Open Anthro Vol 9-3 Alternative Narratives of Humanity
Keywords:
Open ANthropology, humanity, Human Adaptation, Human Evolution, Language, cultural anthropology, culture, anthropologyAbstract
Michael C. Ennis-McMillan, Skidmore College
Cathy Lynne Costin, California State University, Northridge
Anthropologists soon will gather—in person and virtually—for the annual conference of the American Anthropological Association (AAA) in Baltimore, Maryland. This year’s theme, “Truth and Responsibility,” invites anthropologists to share insights on humanity, especially “truths in patterns of human behavior, language, evolution, and cultural worlds”. This issue of Open Anthropology offers a prelude to conference conversations about multiple and pluralistic truths that anthropologists learn when delving into past and present societies. As happens at every anthropology conference, scholars and practitioners will debate and evaluate the meaning of these truths and their connection to discernible patterns of human lifeways. The scholarly exchanges promise to challenge and deepen current understandings of what it means to be human.

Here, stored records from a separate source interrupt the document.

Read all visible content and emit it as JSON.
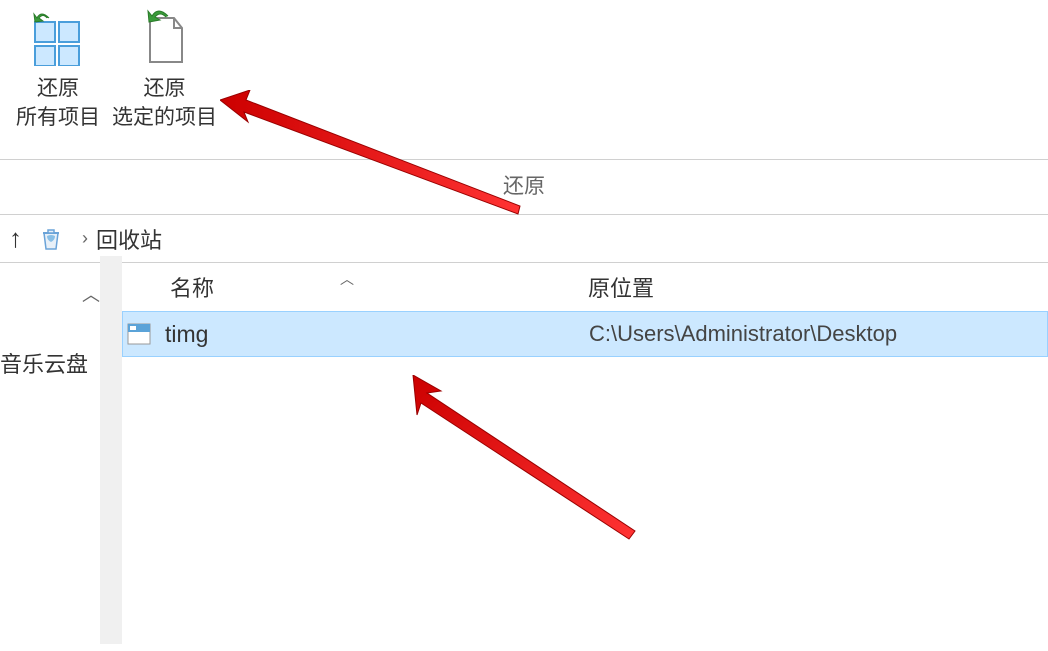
{
  "ribbon": {
    "restore_all": {
      "label_line1": "还原",
      "label_line2": "所有项目"
    },
    "restore_selected": {
      "label_line1": "还原",
      "label_line2": "选定的项目"
    },
    "group_label": "还原"
  },
  "breadcrumb": {
    "location": "回收站"
  },
  "sidebar": {
    "item": "音乐云盘"
  },
  "columns": {
    "name": "名称",
    "location": "原位置"
  },
  "files": [
    {
      "name": "timg",
      "location": "C:\\Users\\Administrator\\Desktop"
    }
  ]
}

This year’s conference theme especially prompts us to highlight anthropological accounts that address coexisting and conflicting narratives about major public issues, including pandemics, climate change, racism, language justice, and varying accounts of the past. In this essay, we explore how anthropological approaches help evaluate multiple kinds of knowledge and perspectives of humanity. Like many scientists, anthropologists face the challenge of communicating in complex multimedia contexts that too often circulate intentionally misleading and harmful representations about diverse people and places. Valuing human diversity, anthropologists increasingly encounter blustery claims about factuality and fabrication regarding fundamental issues facing humanity. In a contentious public terrain, how do anthropological ways of knowing deliver trustworthy guidance? The selected authors in this issue speak to this question by examining a range of human concerns. In compelling ways, these anthropologists amplify narratives of diverse realities, past and present, that act as powerful counterweights to falsities if not delusions that occupy too much of the current public space.